In part, these problems reflect a too simplistic dichotomy drawn between types of research. Ziman (1996, 2000), for instance, argues that traditional science has always incorporated problem-driven research and that creativity and innovation has always been important – if not at the core, then certainly at the margins, of scientific disciplines. At the same time, he suggests there is a real question mark over the supposed freedoms and flexibility associated with ‘post-academic science’, given continued disciplinary power over professional goals and career development paths, as well as greater strictures on the use of research funding. In part, too, these problems reflect the proselytizing that is often at the heart of the debate. As knowledge is socially constructed, not mechanically produced, itinevitably involve contestation and negotiation amongst those with an interest in the formulation of scientific ‘problems’ deemed worthy of investigation(Ziman, 2000:174-5). Despite norms of impartiality, scepticism and scientific ‘objectivity’, continuing (and perhaps exacerbated) conflict over the proprietary control of research under newly-emerging forms of knowledge production is just as likely to inhibit the development and spread of knowledge (Ziman, 2000).

Learmouth et al (2012) argue that, within BMR, these effects have major consequences for delineating what is taken for granted as ‘useful’ or ‘useless’ research. As Grey (2001) points out, a shift in the balance of stakeholder values and interests associated with greater relevance is no less a political stance on the merits of different forms of scientific research than control by the academy (see also Willmott, 2012). Even those committed to a change in the mode of production have acknowledged their ‘infatuation’ with an alternative model of research, fuelled by “the growing stranglehold American journals were coming to have in the management field” (Hodgkinson and Starkey, 2011: 360). The same authors do still insist, however, on the need for “a trans-disciplinary field of inquiry that can authentically meet the twin imperatives of scholarly rigour and social usefulness” (ibid: 355).

Institutional logics and further ironies and contradictions in the rigour-relevance debate

Wherever one sits in the various inter-related debates about rigour/Mode 1 and relevance/Mode 2 it is hard not to see considerable irony in how this debate has progressed within the institutional context it seeks to question and critique. Perhaps most surprising is the sparseness of theorizing around rigour and relevance in general and the failure, in particular, to harness the insights that could be generated from what is, after all, the dominant approach within the US academy– namely, institutional theory.

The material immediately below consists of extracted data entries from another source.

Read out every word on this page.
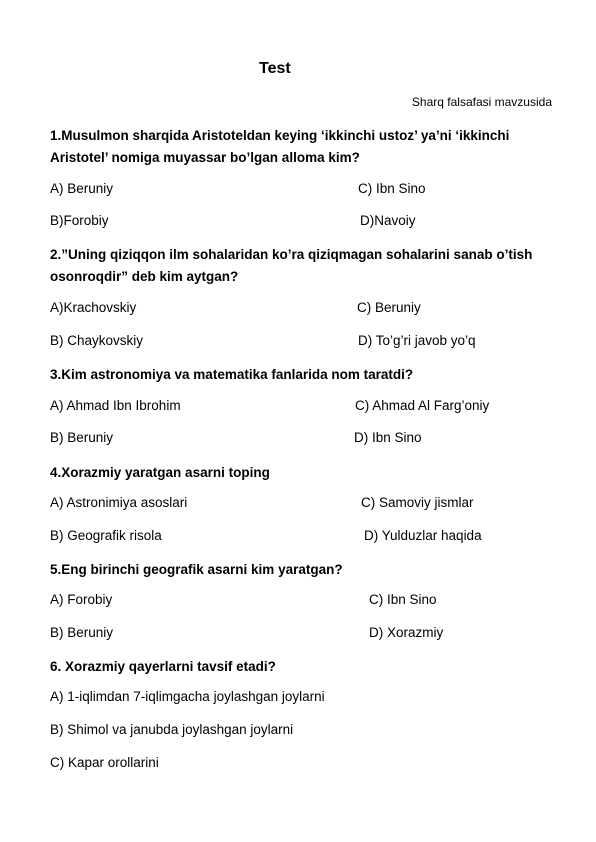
Test
Sharq falsafasi mavzusida
1.Musulmon sharqida Aristoteldan keying ‘ikkinchi ustoz’ ya’ni ‘ikkinchi Aristotel’ nomiga muyassar bo’lgan alloma kim?
A) Beruniy	C) Ibn Sino
B)Forobiy	D)Navoiy
2.”Uning qiziqqon ilm sohalaridan ko’ra qiziqmagan sohalarini sanab o’tish osonroqdir” deb kim aytgan?
A)Krachovskiy	C) Beruniy
B) Chaykovskiy	D) To’g’ri javob yo’q
3.Kim astronomiya va matematika fanlarida nom taratdi?
A) Ahmad Ibn Ibrohim	C) Ahmad Al Farg’oniy
B) Beruniy	D) Ibn Sino
4.Xorazmiy yaratgan asarni toping
A) Astronimiya asoslari	C) Samoviy jismlar
B) Geografik risola	D) Yulduzlar haqida
5.Eng birinchi geografik asarni kim yaratgan?
A) Forobiy	C) Ibn Sino
B) Beruniy	D) Xorazmiy
6. Xorazmiy qayerlarni tavsif etadi?
A) 1-iqlimdan 7-iqlimgacha joylashgan joylarni
B) Shimol va janubda joylashgan joylarni
C) Kapar orollarini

Moving beyond a traditional interest in the isomorphic pressures (normative, coercive, mimetic) that promote the continuity and reproduction of organizational forms (DiMaggio and Powell, 1983; Powell and DiMaggio, 1991), (neo-)institutional theory has increasingly focused in recent years upon processes of institutional change. Prominent within this has been the idea that change can occur due to shifts in ‘institutional logic’ in particular institutional fields (Friedland and Alford, 1991; Reay and Hinings, 2005; Colyvas and Powell, 2006; Lounsbury, 2007).According to Friedland and Alford (1991), institutional logics refer not simply to structural arrangements (which can quite easily be changed) but also to belief systems and associated practices that define the legitimacy of particular actions or solutions. They therefore encompass the ‘heightened legitimacy’ (socio-political acceptance of a particular logic) as well as the ‘taken-for-grantedness’ (deep embedding of the new logic in practices and routines) that together characterize institutionalization processes (Aldrich and Fiol, 1994). Changes in institutional logics therefore involve changes in structures, belief systems and practices (Reay and Hinings, 2005: 352; Lounsbury, 2007: 289).